The board’s decision in October last year, to reach a settlement and apologise to De Zilva, was soon followed by the resignation of three female board members and the then acting FFV CEO Cathy Acocks.
It’s also been reported recently in the Weekend Australian that several sports lawyers have since boycotted the FFV Disciplinary and Appeals tribunal, by withdrawing their voluntary services on the board, taking a stand against what some consider interference in the Tribunal’s independence.
Two of the female board members who resigned last year, confirmed in a joint statement to the Weekend Australian that they resigned over FFV board’s interference in the De Zilva case, whilst acting CEO at the time, Acocks, also said her resignation was due to the board’s decision on a tribunal matter.

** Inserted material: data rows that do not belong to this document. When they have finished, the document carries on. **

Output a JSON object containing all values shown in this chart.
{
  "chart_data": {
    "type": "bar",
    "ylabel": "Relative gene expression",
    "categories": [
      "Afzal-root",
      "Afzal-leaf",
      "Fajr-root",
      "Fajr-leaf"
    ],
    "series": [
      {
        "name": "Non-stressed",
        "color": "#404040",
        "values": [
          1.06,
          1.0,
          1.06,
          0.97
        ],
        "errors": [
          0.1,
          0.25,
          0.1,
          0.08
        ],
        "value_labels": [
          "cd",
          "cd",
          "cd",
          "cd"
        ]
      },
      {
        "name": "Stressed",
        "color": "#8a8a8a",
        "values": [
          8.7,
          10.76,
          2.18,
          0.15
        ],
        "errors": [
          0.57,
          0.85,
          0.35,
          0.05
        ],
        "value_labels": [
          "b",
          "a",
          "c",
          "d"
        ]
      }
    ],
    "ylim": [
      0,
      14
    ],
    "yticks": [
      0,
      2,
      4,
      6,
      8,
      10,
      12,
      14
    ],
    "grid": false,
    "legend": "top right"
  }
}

According to the recent Weekend Australian report, FFV president Kimon Taliadoros denied the tribunal decision was overturned saying that the board instead reached a settlement with De Zilva after he threatened legal action.
The FFV has released a statement relating to the matter which says: “This legal settlement fell within the ambit of the powers of the FFV board and was made with the best interest of the game.”
The FFV has also published a copy of the letter sent from Taliodoros to De Zilva apologising to him on behalf of the FFV and notifying him of the board’s decision to render the original tribunal finding against De Zilva null and void, on the grounds of a lack of procedural fairness. However, the FFV board may need to explain its actions in greater detail particularly if the FFA decides to investigate the matter.